The song lasted about 90 seconds. Hardin kept his eyes downcast for the entire song.
When he was done, he bent over and covered his face with his hand, then left the stand.
The song did not go over well.
Heath's mother, June Bartke — who had earlier been praised by Judge Ley for showing compassion to Hardin's mother — walked out of the courtroom.
"I have to get out of here," she said.
Later, in court, Bartke said, "The rap song was just beyond my comprehension, to sing in a courtroom when you've just been convicted of two murders? I mean what is that all about … was he auditioning for something?"
Bartke expressed concern that maybe Hardin was hoping to make money or fame through YouTube, noting that a videographer had come to the courtroom. (The videographer came on behalf of the local media, including the St. Petersburg Times.)
Heath's former wife, Lynn-Marie Carty, said Hardin's song was lacking something important — any hint of remorse.
"He didn't say anything to us," said Carty, one of several family members of the victims who attended the trial. "It appears he's sorry for himself."
After other family members complained, defense attorney Bjorn Brunvand apologized for the song, saying it wasn't Hardin's fault. "That was my effort to humanize my client," he said.
Some people spoke in anger as they testified on Friday, some spoke in compassion, and some mixed the two.
Jason Heath of Los Angeles said his father, David, was a "kind, loving and gentle" person who lived his life as "a spiritual journey" and helped many people. "The ironic thing is that you may have killed someone who could have helped you," he said. He called Hardin a monster.

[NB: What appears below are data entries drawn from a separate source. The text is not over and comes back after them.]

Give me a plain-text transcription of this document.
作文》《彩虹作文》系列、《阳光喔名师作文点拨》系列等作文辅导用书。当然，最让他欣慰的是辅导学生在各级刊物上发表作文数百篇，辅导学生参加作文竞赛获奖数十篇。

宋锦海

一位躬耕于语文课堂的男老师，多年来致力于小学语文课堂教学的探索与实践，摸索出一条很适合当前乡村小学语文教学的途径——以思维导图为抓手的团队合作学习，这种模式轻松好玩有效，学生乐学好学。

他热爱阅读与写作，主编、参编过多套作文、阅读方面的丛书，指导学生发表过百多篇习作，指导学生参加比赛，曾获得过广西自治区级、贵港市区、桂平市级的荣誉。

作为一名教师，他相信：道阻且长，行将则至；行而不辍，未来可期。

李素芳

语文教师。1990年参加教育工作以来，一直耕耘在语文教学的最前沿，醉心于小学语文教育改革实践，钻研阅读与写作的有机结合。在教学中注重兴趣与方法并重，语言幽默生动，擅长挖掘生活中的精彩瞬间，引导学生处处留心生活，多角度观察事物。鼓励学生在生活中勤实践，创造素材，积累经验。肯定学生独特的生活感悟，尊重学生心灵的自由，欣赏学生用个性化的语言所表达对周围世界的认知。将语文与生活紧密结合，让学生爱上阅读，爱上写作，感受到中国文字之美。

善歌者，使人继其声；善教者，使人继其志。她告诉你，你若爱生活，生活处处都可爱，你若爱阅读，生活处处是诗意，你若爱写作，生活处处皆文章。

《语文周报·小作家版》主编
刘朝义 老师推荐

Heath's son, David, offered forgiveness to Hardin, and urged him to remember that example, and use it to guide and help the inmates he would live with.
Shultz's brother Richard of Coral Gables told Hardin to forget about forgiveness from him. "I hope you suffer physically and mentally every day."
Hardin's mother Linda expressed condolences several times to the victims' family members, and told her son that "I love you with every inch of my being."
The murders occurred on Jan. 17, 2007. Shultz, 43, was riding his bicycle in the 3500 block of Sixth Avenue N in St. Petersburg. Hardin and a friend, Dorion Dillard, both fired handguns at him.
About an hour later, the two came across Heath, 53, who was just a few blocks away from a friend's house where he planned to spend the night in a backyard hammock. He was shot and killed in the 4300 block of Seventh Avenue N.
Prosecutors had portrayed the murders as pointless. And on Friday, with his client already convicted, Brunvand agreed, calling the murders "senseless, without any reason."
But, he said, there were legal factors that should spare Hardin from the death penalty, including his lack of a serious previous criminal record and the fact that he was just 18 at the time of the crime. He is now 21.
The jury agreed.
Dillard previously pleaded guilty and got two life sentences.